El sol se ha impuesto a las franjas
de nubes que se interponían. Se ha adueñado, a esta hora tardía,
de la mañana. Delante, si fuese un pintor decimonónico, vería la
gran mancha verde de las eras, el camino ocre que serpea hacia el
puente sobre la vía, los montes grisáceos un poco más lejos, con
los tonos verdes de las praderas en cuesta y los más
oscuros
de las encinas, la arboleda desnuda junto al río, algunas palomas
sobrevolando, un aguilucho
más arriba, grajos en los tejados, algún tordo, los campos arados
entre las eras y el arroyo, y el caserío, pero no puede ser un
pintor posimpresionista con los ojos cerrados. Recibe el sol en la
cara pero le niega los ojos. La hago caminar unos pasitos, la siento
frente a la ventana del mediodía. Le digo, le pregunto, suelta
alguna palabra, se deja llevar por mis brazos, por los años, por la
luz y sus horas medidas y sin embargo distinta cada una.
He
estado fuera dos semanas. Han pasado cosas. Tuvo una infección de
orina. Ya antes tenía muchas dificultades para caminar, casi la
arrastraba, la sostenía con mis brazos. Estando en casa, la última
vez que la metí en el baño se me cayó en la bañera cuan larga es.

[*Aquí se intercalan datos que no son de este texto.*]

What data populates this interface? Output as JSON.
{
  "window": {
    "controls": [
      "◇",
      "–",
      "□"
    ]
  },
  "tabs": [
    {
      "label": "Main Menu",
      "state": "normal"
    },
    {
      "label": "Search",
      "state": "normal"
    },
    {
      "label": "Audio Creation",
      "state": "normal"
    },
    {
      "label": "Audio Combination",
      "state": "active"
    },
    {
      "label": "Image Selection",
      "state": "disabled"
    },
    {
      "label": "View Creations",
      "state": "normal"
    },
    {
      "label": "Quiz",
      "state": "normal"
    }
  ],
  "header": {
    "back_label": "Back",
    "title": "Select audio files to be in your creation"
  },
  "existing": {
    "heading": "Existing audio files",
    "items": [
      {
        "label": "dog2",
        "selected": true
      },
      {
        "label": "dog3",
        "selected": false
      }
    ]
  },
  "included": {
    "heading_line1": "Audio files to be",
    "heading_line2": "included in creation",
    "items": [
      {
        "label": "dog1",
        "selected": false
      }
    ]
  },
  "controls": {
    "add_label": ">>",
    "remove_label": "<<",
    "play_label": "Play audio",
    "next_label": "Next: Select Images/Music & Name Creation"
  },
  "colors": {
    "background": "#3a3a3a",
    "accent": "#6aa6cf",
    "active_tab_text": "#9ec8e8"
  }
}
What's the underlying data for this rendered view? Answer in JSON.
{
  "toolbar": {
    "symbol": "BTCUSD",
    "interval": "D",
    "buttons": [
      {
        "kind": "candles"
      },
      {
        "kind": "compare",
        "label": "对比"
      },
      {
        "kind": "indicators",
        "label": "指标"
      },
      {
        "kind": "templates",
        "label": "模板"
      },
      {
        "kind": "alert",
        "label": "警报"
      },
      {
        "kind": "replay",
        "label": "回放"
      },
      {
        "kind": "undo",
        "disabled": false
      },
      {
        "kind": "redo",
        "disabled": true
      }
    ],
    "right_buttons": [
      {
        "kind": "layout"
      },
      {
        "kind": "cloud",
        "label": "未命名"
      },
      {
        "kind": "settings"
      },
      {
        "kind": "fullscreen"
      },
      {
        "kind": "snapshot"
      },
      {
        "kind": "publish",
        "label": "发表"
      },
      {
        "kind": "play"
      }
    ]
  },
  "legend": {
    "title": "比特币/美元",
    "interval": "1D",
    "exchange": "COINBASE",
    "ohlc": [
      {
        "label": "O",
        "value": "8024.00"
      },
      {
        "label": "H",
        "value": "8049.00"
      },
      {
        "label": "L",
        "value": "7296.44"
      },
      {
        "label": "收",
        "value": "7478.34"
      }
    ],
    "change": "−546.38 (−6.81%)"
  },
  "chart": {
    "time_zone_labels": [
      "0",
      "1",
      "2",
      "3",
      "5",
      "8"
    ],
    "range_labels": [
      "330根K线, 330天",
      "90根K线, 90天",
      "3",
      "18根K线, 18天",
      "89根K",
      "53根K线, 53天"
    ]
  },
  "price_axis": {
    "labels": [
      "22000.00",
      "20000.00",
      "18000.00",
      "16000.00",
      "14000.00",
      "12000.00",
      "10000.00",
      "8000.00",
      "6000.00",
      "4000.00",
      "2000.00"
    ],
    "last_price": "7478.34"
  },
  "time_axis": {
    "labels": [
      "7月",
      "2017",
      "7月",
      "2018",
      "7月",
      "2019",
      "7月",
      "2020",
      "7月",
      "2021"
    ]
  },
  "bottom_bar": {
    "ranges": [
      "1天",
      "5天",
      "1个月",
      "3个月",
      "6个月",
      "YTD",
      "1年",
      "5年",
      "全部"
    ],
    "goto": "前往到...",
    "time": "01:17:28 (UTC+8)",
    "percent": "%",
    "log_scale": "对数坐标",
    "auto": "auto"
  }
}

Tuve que hacer un gran esfuerzo para incorporarla. El pinzamiento que
tenía olvidado ha vuelto por sus fueros, no me he recuperado. No
comía, con paciencia le íbamos dando los batidos, las papillas.
Durante estos días ha estado en cama, no comía, a base de suero.
Parece que se negaba a comer. Ahora las cuidadoras le dan los purés
y la bebida.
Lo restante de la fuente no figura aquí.